Restraint of Trade: Definition & Example

Instructor: Shawn Grimsley

Shawn has a masters of public administration, JD, and a BA in political science.

While all may be fair in love and war, that's not the case in business. In this lesson, you'll learn about how the law prohibits certain activity that is deemed anti-competitive. We'll use real estate practice as an example to illustrate the concept.

Restraint of Trade Defined

Zoey is the managing broker of one of a few major real estate brokerage firms in town. In fact, Zoey's firm is one of six that handle nearly all of the real estate sales in her midsize city. This means that Zoey's firm interacts quite a bit with the other major players in town, because when her firm represents one party to a transaction, a competing firm represents the other party. In interacting with the other firms, Zoey needs to be very mindful not to undertake any joint activity that would be an unlawful restraint of trade.

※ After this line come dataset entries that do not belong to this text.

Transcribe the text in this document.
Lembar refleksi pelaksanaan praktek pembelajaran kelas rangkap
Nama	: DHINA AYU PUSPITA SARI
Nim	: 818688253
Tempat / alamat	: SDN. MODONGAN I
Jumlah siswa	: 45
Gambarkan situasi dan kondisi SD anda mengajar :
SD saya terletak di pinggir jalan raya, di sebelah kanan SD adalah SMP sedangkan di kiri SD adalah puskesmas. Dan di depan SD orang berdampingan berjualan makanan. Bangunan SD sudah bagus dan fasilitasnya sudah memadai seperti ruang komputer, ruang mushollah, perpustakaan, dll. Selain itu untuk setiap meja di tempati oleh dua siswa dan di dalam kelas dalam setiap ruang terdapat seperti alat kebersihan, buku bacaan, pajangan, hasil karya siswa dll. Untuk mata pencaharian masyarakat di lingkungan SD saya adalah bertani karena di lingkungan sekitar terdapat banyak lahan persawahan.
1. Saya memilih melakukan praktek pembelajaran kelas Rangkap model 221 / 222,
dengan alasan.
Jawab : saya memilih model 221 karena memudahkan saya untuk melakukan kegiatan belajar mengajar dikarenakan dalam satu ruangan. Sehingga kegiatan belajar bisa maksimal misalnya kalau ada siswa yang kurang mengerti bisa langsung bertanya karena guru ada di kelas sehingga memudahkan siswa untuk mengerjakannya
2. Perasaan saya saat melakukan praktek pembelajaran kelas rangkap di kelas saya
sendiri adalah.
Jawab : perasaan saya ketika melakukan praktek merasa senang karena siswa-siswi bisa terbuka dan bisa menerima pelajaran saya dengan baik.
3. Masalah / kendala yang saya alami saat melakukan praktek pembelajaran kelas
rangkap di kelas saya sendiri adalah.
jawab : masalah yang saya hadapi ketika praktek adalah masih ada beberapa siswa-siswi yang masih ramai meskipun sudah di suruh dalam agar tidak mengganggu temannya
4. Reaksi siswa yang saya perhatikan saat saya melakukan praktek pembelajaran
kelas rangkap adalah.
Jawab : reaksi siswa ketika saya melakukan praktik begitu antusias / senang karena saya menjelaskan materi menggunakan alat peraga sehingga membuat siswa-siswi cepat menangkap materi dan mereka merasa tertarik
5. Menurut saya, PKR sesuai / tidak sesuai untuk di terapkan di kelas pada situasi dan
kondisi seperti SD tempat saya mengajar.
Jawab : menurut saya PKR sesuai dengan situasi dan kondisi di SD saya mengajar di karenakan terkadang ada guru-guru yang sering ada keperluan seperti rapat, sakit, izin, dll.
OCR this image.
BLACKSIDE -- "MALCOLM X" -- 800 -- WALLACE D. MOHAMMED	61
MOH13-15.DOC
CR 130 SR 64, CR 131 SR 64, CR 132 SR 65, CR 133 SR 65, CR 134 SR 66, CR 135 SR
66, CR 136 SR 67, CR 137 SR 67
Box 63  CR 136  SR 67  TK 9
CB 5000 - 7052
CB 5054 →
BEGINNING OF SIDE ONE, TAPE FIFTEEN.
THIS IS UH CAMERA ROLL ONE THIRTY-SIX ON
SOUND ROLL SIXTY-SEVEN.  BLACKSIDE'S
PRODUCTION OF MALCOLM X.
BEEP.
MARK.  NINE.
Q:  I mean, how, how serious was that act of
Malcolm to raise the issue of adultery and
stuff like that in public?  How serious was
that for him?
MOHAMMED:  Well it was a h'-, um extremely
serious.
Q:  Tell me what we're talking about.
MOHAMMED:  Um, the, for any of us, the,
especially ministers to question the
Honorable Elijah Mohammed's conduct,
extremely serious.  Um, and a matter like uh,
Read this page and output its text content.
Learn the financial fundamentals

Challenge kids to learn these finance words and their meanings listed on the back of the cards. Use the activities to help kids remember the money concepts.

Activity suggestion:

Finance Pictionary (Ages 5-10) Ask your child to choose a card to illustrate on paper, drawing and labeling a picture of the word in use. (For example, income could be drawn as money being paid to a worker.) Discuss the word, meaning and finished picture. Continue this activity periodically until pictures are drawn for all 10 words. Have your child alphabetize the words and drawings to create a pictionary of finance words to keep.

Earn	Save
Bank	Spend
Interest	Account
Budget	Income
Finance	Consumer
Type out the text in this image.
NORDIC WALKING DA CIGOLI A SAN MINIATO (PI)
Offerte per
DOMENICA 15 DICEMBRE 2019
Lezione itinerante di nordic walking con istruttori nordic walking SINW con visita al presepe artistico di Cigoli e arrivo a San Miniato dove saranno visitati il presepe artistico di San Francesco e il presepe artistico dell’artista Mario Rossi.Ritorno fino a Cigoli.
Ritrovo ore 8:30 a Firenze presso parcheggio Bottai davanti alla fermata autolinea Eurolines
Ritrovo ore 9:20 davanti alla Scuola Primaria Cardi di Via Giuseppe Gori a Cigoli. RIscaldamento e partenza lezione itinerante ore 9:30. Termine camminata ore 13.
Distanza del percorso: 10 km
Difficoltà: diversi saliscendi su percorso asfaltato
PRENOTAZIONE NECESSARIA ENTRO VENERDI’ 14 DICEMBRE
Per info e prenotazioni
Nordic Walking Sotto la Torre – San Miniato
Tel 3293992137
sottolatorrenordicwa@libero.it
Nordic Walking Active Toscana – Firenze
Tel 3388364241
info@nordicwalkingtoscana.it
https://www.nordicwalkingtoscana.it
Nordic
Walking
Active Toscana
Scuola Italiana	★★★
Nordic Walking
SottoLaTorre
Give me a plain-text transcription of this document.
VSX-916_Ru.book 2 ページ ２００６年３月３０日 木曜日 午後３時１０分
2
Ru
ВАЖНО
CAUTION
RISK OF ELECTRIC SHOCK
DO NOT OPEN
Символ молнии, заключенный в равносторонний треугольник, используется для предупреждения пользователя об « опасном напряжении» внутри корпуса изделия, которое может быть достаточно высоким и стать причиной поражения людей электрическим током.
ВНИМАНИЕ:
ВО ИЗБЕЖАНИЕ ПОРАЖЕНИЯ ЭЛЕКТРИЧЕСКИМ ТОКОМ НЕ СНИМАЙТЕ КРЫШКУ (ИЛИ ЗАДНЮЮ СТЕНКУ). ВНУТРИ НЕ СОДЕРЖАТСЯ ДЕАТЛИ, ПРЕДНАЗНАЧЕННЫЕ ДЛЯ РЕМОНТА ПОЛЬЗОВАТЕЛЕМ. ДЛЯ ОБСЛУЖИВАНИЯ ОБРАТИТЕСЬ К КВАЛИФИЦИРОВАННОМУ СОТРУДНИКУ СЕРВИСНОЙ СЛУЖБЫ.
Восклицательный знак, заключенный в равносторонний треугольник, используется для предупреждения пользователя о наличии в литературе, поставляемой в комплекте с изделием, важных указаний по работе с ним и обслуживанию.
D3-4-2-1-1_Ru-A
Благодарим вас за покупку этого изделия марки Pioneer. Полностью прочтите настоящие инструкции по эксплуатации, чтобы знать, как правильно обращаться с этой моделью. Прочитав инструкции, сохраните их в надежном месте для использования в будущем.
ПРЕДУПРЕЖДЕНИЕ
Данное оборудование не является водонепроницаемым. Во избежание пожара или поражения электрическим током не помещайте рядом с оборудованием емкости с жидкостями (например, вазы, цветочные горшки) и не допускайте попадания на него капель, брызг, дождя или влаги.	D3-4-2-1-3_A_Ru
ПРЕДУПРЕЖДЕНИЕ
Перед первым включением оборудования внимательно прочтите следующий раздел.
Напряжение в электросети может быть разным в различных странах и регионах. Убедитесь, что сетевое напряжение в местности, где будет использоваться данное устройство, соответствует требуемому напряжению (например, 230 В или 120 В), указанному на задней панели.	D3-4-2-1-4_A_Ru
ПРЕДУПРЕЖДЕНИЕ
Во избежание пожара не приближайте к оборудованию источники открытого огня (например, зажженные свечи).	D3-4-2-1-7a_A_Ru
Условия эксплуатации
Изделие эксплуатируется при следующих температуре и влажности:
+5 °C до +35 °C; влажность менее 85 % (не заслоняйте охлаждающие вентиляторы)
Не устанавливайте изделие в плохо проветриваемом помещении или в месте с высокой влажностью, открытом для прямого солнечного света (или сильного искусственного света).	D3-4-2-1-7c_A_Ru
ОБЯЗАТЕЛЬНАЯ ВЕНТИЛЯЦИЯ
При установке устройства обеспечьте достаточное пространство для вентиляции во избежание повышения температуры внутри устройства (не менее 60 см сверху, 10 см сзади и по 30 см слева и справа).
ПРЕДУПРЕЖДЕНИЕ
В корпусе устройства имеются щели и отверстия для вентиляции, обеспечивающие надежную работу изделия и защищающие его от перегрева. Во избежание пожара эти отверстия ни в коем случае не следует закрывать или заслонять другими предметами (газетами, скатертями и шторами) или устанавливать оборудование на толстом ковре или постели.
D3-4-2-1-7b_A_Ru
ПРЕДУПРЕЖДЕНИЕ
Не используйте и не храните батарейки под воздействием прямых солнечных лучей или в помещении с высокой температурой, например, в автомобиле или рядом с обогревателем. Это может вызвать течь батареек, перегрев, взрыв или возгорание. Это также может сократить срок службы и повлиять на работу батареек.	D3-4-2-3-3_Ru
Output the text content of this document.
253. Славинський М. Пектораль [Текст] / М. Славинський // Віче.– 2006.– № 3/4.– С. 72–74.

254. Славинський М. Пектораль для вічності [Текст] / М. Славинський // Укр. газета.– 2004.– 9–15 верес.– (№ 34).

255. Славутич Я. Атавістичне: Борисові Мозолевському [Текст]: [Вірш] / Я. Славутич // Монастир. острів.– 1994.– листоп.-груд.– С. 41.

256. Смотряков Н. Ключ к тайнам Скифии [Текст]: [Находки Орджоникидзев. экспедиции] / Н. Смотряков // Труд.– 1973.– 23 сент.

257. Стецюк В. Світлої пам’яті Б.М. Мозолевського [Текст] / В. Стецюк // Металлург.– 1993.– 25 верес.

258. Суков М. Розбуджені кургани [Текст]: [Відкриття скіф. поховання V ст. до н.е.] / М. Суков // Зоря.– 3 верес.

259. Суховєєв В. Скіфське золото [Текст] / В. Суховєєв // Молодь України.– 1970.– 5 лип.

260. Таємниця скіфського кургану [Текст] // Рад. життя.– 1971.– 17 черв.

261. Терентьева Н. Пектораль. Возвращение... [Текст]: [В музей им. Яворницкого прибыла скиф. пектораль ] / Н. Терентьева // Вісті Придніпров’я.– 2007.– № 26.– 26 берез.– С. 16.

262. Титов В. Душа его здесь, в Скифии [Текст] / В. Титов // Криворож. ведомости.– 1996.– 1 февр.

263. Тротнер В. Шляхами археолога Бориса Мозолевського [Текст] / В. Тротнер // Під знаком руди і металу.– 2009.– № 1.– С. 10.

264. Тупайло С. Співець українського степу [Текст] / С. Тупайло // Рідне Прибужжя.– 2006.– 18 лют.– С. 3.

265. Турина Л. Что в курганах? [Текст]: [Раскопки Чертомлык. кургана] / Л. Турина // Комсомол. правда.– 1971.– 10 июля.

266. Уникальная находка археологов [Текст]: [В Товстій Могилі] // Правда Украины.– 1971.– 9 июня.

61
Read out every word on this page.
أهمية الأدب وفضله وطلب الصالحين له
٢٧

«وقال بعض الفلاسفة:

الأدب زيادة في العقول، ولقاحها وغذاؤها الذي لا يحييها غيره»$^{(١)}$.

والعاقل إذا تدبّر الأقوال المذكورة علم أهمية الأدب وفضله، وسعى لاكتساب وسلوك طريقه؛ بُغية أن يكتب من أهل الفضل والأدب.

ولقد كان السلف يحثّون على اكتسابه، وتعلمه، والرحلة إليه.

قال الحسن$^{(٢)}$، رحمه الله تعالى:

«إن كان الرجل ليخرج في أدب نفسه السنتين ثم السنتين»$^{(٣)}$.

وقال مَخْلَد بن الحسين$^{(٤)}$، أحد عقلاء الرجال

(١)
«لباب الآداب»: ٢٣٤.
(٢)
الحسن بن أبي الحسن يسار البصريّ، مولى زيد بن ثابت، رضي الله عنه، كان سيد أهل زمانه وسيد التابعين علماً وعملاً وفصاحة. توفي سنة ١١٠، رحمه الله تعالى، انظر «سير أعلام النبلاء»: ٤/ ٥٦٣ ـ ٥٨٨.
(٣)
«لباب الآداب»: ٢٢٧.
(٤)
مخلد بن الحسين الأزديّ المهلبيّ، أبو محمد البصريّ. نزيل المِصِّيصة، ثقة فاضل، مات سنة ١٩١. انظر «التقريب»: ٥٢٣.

Restraint of trade generally refers to activities, including a contract or agreement between businesses, that tends to create an anti-competitive market. If a market is not competitive, people will not get the best quality products and services at the best price. The key to understanding illegal restraint of trade is to understand that it's about cooperating with another to make the business environment uncompetitive or using your individual market power to unfairly compete.

Illegal Conduct

The Sherman Antitrust Act is an important federal law that helps ensure there is fair and healthy competition. The Sherman Antitrust Act generally prohibits any type of agreement that is intended to restrain trade leading to an anti-competitive market environment. A prime example is an agreement for price fixing, which is when several firms agree to set a fixed price for their goods and services rather than letting the competitive market set the price. For example, Zoey and the other big firms in town would be engaging in price-fixing if they agreed to set a standard commission rate for their services. This means that a consumer would be forced to accept the fixed rate rather than having brokers competing for business by offering more competitive commission rates.

Likewise, Zoey's firm and the other big dogs in town can't agree to carve up the market into exclusive territories where each broker gets a territory in which the others agree not to compete. This unlawful practice is sometimes referred to as market allocation or customer allocation. In this situation, people in each territory would have no choice but to accept the price and quality of the services offered by the broker or go without the service all together.

If Zoey's brokerage firm and one or more other brokerage firms agree not to show properties offered by a small and upcoming competitor in an effort to remove the firm from the market, it's probably violating antitrust law. Such conduct is known as a group boycott. Keep in mind that it's the intent that matters here; Zoey's firm has a right not do business with others for legitimate reasons, such as an unethical firm that may expose Zoey's clients to undue risks.

The Sherman Antitrust Act also prohibits the formation of monopolies where one business pretty much owns the market. This can lead to high prices for low-quality goods and services. For example, if there's only one real estate brokerage firm in the market, then that firm will be able to set its commission at will and not worry about providing quality service because there's no one competing with it.